Another half, another dress—which the Met audience robustly applauded. Davidsen and Baillieu began their second half with another aria: Lisa’s aria from The Queen of Spades (Tchaikovsky). It was in this role that Davidsen made her Met debut, in November 2019 (Lise portraying Lisa). She sings the aria in her forceful, but unforced, Davidsenian way.

(How odd this aria sounds with piano, incidentally—no offense to Mr. Baillieu.)

Then came a Schubert set—four of his best-known and most beloved songs. Davidsen ordered her program interestingly. In the usual course of things, these songs would come at the beginning of a program, not after a Tchaikovsky aria in the second half. But there are no rules. And if there are, they are made to be broken, with taste.

On the first note of her first song—“An die Musik”—Davidsen sharped. Sometimes, it takes an off-center note to tell a listener: “Man, does this singer sing in tune.” An off-center note—a note that is exceptional—wakes a listener up to that fact. Davidsen exhibited good intonation all night long.

Her “Gretchen” was marvelously restless. (Hers and Baillieu’s, I should say—the pianist plays his part.) “Litanei auf das Fest Aller Seelen” accomplished something important: it was hushed and prayerful without being precious.

After the Schubert set came a Strauss set—five of his best-known and most beloved songs.
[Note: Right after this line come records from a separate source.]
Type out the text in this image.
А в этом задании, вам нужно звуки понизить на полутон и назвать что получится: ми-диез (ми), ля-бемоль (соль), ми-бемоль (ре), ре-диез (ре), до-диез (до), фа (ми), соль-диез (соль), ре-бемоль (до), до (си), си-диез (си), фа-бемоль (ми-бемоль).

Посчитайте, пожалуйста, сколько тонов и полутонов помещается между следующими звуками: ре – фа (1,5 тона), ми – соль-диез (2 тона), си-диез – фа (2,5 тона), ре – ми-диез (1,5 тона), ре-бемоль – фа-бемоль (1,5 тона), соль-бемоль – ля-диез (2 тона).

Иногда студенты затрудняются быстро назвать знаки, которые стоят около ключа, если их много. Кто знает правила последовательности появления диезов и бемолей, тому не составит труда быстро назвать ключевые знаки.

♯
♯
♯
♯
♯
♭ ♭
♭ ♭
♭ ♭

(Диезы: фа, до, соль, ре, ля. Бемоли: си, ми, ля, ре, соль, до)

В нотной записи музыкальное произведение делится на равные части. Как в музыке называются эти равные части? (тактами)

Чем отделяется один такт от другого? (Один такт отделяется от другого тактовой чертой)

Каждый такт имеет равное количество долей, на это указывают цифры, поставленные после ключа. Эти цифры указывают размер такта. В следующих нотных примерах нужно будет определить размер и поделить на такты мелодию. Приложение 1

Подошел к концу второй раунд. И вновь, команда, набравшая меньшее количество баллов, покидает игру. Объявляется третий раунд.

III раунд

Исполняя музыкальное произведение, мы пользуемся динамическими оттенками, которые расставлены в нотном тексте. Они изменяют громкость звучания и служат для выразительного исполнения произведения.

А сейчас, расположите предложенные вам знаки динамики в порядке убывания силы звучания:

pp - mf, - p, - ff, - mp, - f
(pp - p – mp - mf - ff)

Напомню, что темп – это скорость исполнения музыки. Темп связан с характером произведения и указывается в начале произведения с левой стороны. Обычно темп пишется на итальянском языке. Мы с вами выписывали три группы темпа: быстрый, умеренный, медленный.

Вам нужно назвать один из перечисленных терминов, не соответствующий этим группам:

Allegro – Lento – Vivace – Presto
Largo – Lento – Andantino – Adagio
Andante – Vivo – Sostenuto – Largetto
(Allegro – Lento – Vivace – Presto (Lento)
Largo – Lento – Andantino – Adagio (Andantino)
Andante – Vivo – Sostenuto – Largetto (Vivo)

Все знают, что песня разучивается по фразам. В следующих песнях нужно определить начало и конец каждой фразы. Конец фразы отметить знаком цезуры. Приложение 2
They began with “Zueignung” (the most frequent encore in song recitals, in my experience). The end of the song practically demands applause. Next to me, a man said to his companion, “Yeah, why not?” And they began to applaud. A man sitting in front of me turned around and glared at them.

The last two Strauss songs were “Befreit” and “Morgen!” They are so abused, night after night, recital after recital. People sing (and play) them cautiously, waywardly, with self-absorption. Davidsen and Baillieu avoided that. These masterly songs were properly touching.

Davidsen let her hair down with two arias she loves to sing: “Heia, heia . . .,” from The Csárdás Princess (Kálmán), and “I Could Have Danced All Night” (Lerner & Loewe). Did I call the second item an “aria”? Anyway, it is a kick.

Reviewing Davidsen in 2020, I wrote, “Birgit Nilsson, the late Swede, sang this song. Maybe we should just turn over My Fair Lady to Scandinavian sopranos.”

Speaking of Scandinavian sopranos: there is a statue of Kirsten Flagstad outside the Oslo Opera House. I would not be surprised—at all—if they put up one of Lise Davidsen someday.